A third-party NVA is an IaaS implementation, consisting of a virtual machine with a custom image from the vendor. The throughput depends on the size of the VM. Azure Firewall is a managed service that runs as active/active and scales automatically depending on the traffic flow. Azure Firewall is fully managed through Azure Resource Manager and supports your configuration in Azure Firewall to make changes and updates to the environment using the same code structure/framework. As a result, the deployment is less complex compared to third-party NVAs. In addition, Azure Firewall provides managed service tags for various Azure services, making it easy to update rules to approve/deny traffic to native Azure services. Like many firewall vendors, Azure Firewall has the logic of several built-in rule engines and threat intelligence. Microsoft’s equivalent is the Intelligent Security API. This can be leveraged if other support services are used, such as Azure Monitor and Sentinel for SIEM/SOC. Third-party NVAs cannot do this or less, making the choice for Azure Firewall more logical, because you can build on existing knowledge to build dashboard and monitoring points.

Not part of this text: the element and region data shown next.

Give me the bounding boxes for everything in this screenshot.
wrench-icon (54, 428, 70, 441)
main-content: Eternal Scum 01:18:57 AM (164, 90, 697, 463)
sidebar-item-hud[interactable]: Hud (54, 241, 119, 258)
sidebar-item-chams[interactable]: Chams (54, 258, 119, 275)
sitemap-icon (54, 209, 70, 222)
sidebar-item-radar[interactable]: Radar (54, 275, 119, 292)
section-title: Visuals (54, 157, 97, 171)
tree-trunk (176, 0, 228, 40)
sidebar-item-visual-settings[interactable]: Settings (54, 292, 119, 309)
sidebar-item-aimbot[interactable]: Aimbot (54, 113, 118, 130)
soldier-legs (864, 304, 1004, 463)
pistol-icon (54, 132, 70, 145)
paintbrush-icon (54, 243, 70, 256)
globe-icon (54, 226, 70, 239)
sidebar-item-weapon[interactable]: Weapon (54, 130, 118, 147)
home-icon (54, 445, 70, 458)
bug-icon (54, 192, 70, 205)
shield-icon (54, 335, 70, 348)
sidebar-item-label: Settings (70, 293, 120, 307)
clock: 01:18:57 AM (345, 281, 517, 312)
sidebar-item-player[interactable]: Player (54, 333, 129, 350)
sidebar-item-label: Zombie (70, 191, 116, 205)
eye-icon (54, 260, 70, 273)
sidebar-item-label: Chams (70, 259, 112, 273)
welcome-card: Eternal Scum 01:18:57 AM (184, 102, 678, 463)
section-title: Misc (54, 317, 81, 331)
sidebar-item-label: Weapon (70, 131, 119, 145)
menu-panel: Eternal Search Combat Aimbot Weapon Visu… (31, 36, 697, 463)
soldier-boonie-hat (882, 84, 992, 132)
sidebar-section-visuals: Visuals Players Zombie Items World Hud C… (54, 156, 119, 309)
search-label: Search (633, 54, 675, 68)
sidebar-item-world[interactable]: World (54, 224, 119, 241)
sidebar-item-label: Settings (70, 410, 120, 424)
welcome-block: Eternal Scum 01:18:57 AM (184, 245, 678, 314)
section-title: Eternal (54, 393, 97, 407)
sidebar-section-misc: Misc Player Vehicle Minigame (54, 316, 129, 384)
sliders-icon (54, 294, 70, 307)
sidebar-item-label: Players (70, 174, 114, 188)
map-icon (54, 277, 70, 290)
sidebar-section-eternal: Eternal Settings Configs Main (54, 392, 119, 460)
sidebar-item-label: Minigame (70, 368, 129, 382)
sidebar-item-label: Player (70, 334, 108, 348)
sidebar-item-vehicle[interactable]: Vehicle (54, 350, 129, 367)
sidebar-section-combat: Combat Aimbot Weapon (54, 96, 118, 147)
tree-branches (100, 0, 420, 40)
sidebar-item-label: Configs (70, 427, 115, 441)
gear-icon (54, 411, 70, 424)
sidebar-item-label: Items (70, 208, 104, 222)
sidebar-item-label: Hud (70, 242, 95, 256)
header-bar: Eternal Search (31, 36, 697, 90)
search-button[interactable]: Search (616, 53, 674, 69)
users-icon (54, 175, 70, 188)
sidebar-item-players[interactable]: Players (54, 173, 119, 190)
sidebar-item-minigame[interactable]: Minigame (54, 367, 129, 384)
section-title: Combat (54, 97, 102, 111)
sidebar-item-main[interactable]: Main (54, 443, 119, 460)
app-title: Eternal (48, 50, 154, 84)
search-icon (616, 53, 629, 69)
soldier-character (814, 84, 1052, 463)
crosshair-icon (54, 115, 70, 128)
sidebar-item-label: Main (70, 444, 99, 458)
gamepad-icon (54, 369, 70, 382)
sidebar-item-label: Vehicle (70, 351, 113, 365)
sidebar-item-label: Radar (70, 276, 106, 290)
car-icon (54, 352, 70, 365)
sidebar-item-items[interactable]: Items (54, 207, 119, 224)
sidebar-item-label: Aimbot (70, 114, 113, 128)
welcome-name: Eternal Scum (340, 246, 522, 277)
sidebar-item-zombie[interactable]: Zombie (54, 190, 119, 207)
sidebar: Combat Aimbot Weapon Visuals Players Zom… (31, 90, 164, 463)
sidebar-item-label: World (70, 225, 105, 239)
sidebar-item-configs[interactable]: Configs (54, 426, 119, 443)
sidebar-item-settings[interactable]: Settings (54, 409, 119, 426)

Are third-party firewalls bad?
No. If you have a hybrid environment where existing firewalls exist based on vendor choice, then there is an existing set of rules for your whole environment. Linking an NVA from the same firewall supplier is very easy and straightforward, so it makes sense to reuse it in Azure. It makes the network and security operations easier if the situation of having a hybrid environment is going to persist for a while. While Azure Firewall offers many benefits, having multiple firewall providers makes troubleshooting difficult and inefficient as rulesets must be updated in several places.
Why is Azure Firewall so expensive?
It’s really not. If after reading this article you still think that you are not getting your money’s worth with Azure Firewall, then Azure Firewall is not for you. Find a solution or service that meets your requirements, and if that leads you to Azure Firewall, then the alternatives are not cheaper. To lower costs there are allocation and de-allocation methods available, which can be used through Azure PowerShell to stop Firewall billing and start again when you map or unmap the firewall as per your requirements.
Combine Azure Firewall and Network Security Groups
Azure offers excellent security by default with encryption at rest (server-side encryption), traffic flow filtering (network security groups), et cetera. However, this is often not enough for modern business needs. Businesses use constant internet connectivity, hence firewall cloud security.
Azure Firewall and network security groups work together to reach zero trust and deep network security. Together, they provide multiple layers of defense. If one layer fails, the other layer can stand in its place. Picture by Amir Dahan, Senior Program Manager Azure Networking on Microsoft Azure Blog and Updates
In this article, you have read what Azure Firewall is, what network security groups are, what the differences are and how they can reinforce each other. Ultimately, a company’s network and security requirements lead to the right design and solution, and so it’s safe to say there could never be a choice between Azure Firewall or network security groups. Instead, the two reinforce each other. Network security groups are a hygiene factor and an Azure Firewall or third-party NVA is a must for any self-respecting company that is careful with its data.